Machinability study on discontinuously reinforced aluminium composites (DRACs) using response surface methodology and Taguchi’s design of experiments under dry cutting condition

The development of metal matrix composites with discontinuous reinforcement represents a well-established method for improving the strength and stiffness of a material. This paper discusses the use of Taguchi’s design of experiments and response surface methodology (RSM) for minimising the surface roughness in turning of discontinuously reinforced aluminium composites (DRACs) having aluminum alloy 6061 as the matrix and containing 15 vol. % of silicon carbide particles with a mean diameter of 25µm under dry cutting condition.

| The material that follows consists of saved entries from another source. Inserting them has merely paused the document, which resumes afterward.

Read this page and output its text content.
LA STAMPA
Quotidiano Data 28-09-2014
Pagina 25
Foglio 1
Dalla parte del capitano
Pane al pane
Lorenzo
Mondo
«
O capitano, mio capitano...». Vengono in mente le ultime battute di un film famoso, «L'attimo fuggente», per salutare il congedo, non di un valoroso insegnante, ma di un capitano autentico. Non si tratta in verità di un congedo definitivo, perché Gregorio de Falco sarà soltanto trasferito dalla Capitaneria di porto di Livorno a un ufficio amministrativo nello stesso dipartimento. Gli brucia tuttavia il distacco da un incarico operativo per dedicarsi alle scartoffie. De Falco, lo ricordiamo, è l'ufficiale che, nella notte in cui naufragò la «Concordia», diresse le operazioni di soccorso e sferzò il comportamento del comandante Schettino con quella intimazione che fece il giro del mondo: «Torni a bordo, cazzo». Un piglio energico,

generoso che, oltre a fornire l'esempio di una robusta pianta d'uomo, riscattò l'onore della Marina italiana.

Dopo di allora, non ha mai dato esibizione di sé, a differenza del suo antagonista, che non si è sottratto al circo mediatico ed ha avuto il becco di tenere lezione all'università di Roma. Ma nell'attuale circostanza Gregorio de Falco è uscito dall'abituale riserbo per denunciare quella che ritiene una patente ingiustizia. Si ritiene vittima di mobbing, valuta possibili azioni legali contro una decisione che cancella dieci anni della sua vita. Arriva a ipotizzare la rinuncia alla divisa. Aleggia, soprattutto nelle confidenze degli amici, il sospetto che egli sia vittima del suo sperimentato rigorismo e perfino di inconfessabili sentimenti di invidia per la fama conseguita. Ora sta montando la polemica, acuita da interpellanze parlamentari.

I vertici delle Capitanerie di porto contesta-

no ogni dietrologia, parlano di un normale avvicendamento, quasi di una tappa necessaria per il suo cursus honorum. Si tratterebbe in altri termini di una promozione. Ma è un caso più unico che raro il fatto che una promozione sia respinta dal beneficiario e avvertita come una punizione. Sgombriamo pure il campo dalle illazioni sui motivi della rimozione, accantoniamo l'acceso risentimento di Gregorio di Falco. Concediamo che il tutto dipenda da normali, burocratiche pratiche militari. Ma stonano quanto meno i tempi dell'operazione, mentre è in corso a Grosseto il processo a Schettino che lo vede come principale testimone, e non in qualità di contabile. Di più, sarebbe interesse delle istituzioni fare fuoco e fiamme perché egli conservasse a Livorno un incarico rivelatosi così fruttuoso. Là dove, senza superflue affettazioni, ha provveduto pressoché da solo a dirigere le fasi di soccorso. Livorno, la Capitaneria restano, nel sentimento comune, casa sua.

The measured results are then collected and analysed with the help of a commercial software package MINITAB15. The experiments are conducted using Taguchi’s experimental design technique. The matrices of test conditions include cutting speed, feed rates and depth of cut. The effect of cutting parameters on surface roughness is evaluated and the optimum cutting condition for minimising the surface roughness is determined. A second-order model is established between the cutting parameters and the surface roughness using RSM. The experimental results reveal that the most significant machining parameter for surface roughness is feed, followed by cutting speed. The predicted values and measured values are fairly close, which indicates that the developed model can be effectively used to predict the surface roughness in the machining of DRACs.